Does dual citizenship reproduce inequalities?
23 November 2022, 5:00 pm–6:30 pm
Join us to hear Dr Robtel Neajai Pailey, Assistant Professor in International Social and Public Policy at LSE, discuss her recent book 'Development, (Dual) Citizenship and Its Discontents in Africa: The Political Economy of Belonging to Liberia'. This talk will be chaired by IIPP’s Dr Carolina Alves, followed by questions from the audience.
This event is free.
Does dual citizenship reproduce inequalities? Robtel Neajai Pailey grapples with this question and more in her engaging monograph Development, (Dual) Citizenship and Its Discontents in Africa: The Political Economy of Belonging to Liberia (Cambridge University Press, 2021). Hers is the first book to evaluate domestic and diasporic constructions and practices of Liberian citizenship across space and time and their myriad implications for development. In this seminar drawing on rich life histories from over two hundred in-depth interviews in West Africa, Europe, and North America, Pailey uses a contested dual citizenship bill, introduced in Liberia in 2008 but never passed, as an entry point to ask broader questions about how citizenship is differentiated by class, gender, race, ethnicity, etc, and whether dual citizenship actually reproduces inequalities. She develops a new model for conceptualising citizenship within the context of ‘crisis’-affected states while offering a compelling critique of the neoliberal framing of diasporas and donors as the panacea to post-war reconstruction.
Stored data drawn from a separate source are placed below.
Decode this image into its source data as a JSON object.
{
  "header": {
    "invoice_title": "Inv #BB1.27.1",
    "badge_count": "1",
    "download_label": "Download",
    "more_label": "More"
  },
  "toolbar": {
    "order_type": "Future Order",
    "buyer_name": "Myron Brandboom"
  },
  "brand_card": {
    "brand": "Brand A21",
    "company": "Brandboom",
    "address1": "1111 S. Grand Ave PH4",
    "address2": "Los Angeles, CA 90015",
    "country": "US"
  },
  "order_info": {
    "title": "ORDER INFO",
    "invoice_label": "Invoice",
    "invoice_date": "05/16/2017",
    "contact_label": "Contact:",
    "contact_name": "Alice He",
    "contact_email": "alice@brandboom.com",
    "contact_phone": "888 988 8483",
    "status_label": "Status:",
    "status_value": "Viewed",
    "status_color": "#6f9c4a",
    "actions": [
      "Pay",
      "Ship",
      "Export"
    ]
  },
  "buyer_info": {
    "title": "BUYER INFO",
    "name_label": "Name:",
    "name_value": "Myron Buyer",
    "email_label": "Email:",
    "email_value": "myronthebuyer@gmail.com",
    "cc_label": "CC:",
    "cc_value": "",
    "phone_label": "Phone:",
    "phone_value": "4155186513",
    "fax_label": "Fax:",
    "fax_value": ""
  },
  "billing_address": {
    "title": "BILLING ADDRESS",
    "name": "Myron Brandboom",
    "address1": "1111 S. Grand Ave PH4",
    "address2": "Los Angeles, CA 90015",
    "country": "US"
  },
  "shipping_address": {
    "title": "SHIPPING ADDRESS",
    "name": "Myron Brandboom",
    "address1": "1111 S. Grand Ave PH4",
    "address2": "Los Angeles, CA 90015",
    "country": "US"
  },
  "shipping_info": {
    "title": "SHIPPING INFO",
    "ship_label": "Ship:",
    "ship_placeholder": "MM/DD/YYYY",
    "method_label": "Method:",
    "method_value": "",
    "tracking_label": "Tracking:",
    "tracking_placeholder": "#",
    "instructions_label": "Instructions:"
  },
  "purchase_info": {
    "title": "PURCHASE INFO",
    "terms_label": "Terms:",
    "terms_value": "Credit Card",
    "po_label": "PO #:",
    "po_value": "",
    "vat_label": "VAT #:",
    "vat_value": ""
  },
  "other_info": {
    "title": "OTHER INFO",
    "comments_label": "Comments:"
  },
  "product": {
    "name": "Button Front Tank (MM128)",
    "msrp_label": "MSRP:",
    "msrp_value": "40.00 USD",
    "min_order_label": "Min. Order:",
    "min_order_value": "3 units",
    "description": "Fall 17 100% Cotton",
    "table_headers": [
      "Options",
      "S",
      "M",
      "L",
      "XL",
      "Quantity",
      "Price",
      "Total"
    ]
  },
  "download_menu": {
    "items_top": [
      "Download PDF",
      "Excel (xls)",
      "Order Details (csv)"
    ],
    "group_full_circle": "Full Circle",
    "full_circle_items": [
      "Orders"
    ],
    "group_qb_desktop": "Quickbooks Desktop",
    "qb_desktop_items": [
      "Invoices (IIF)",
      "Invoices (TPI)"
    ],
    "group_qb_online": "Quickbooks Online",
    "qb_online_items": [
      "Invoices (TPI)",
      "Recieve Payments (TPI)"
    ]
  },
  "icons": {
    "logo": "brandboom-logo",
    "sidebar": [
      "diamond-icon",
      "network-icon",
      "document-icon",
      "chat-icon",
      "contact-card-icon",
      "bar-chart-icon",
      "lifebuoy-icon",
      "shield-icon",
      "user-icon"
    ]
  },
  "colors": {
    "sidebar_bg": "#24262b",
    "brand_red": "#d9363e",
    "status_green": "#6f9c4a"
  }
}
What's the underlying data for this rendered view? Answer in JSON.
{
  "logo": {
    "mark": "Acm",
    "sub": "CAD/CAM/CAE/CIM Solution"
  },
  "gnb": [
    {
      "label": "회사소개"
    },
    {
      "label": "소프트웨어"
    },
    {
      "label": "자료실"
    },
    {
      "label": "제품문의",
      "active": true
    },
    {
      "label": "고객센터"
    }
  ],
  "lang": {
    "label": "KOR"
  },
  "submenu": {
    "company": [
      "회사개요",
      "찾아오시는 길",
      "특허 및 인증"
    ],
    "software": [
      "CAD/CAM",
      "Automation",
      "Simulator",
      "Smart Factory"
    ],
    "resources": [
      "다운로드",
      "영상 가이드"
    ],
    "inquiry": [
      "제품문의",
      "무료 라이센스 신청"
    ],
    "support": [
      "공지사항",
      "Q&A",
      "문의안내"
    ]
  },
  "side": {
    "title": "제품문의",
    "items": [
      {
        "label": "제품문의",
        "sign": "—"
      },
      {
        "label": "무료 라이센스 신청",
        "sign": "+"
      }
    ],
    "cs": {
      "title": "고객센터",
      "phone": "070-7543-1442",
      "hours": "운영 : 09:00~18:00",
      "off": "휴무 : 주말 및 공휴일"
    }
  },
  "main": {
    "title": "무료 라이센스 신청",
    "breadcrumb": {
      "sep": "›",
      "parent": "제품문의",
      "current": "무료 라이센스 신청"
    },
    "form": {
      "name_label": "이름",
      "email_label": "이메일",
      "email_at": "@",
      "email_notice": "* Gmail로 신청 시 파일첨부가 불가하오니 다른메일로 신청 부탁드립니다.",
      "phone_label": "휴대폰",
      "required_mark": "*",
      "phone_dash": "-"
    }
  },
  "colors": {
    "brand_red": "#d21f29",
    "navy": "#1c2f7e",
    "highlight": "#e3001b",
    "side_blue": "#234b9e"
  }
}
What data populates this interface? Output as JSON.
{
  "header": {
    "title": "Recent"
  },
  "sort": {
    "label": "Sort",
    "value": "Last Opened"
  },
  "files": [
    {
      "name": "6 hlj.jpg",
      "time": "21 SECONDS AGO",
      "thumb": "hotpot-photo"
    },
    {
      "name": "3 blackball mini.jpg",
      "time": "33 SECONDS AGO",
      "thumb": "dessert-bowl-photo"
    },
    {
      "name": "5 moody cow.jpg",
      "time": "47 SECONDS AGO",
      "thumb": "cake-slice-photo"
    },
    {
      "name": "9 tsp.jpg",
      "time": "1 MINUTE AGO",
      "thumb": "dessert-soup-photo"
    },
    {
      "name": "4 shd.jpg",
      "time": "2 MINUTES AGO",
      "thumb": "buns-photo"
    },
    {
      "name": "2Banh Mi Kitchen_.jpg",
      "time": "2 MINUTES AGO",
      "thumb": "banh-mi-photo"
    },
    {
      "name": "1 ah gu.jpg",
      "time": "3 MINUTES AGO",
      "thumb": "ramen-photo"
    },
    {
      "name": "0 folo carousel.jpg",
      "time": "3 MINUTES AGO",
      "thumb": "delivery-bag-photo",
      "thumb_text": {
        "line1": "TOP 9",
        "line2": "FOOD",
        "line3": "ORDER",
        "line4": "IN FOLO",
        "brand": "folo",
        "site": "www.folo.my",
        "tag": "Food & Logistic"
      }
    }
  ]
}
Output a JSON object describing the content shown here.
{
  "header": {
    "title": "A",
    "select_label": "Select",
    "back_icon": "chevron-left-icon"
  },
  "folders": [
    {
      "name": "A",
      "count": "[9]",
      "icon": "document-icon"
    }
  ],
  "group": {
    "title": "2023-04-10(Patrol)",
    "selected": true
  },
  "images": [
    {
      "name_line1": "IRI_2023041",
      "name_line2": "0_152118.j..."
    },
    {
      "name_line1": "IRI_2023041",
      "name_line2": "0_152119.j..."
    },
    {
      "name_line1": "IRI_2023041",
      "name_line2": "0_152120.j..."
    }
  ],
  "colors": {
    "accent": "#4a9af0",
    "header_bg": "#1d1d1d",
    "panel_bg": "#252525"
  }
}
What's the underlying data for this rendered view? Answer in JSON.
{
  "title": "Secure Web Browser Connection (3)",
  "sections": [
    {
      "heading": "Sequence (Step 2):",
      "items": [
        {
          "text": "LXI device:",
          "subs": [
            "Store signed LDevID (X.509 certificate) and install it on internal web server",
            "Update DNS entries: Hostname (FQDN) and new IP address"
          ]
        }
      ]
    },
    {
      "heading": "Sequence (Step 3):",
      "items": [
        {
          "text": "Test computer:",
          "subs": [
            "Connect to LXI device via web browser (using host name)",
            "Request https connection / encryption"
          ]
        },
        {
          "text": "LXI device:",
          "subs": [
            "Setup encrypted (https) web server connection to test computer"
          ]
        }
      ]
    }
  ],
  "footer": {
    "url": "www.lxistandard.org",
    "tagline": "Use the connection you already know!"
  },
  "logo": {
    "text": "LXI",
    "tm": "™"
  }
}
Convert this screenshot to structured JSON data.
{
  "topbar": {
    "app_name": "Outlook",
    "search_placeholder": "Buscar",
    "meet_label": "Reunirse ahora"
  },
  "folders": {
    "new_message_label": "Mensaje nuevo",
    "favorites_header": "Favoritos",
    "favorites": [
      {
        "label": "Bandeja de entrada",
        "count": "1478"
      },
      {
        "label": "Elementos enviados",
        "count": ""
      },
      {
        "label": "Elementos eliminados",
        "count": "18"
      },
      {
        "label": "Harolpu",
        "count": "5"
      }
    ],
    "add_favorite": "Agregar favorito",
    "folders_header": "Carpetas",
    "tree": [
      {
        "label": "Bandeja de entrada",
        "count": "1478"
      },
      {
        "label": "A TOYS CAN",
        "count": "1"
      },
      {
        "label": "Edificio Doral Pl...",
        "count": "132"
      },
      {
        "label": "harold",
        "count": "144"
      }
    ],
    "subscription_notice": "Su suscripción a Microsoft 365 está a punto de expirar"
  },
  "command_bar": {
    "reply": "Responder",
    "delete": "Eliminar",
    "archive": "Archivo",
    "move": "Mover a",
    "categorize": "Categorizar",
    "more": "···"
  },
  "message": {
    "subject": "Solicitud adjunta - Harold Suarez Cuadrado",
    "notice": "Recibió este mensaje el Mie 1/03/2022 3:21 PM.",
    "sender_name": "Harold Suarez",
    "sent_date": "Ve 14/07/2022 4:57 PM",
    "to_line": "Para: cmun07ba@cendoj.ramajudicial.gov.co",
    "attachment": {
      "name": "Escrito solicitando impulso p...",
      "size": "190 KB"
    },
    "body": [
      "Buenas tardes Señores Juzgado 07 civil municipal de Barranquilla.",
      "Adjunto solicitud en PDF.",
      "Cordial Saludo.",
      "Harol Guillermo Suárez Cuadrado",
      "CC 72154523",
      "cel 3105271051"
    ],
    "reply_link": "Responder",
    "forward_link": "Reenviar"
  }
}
- Presenter: Robtel Neajai Pailey
- Chair: Dr Carolina Alves
This in person event will take place at 11 Montague Street, London, WC1B 5BP.
About the Speakers
Dr Robtel Neajai Pailey
Assistant Professor in International Social and Public Policy at London School of Economics and Political Science (LSE)
Dr Carolina Alves
Associate Professor in Economics at UCL Institute for Innovation and Public Purpose
Carolina joins IIPP from Girton College at the University of Cambridge where she was the Joan Robinson Research Fellow in Heterodox Economics and a College Teaching Officer at the Faculty of Economics. At Cambridge, she led teaching in macroeconomics, political and social aspects of economics, and history and philosophy of economics, while also being the Director of Studies for Economics for second-year undergrads, and a member of Girton’s College Council responsible for the stewardship of the College.
Carolina is the co-founder of Diversifying and Decolonising Economics – a network of economists working to promote inclusiveness in economics in both the academic content and the field’s institutional structures. She is a member of the Rebuilding Macroeconomics Advisory Group - a research initiative aimed at re-invigorating macroeconomics and bringing it back to the fore as a policy-relevant social science, as well as being the co-editor for the Developing Economics blog, which takes a critical approach to creating discussion and reflection in the field of economics. She is also a board member on the Progressive Economy Forum Council (PEF) and Positive Money.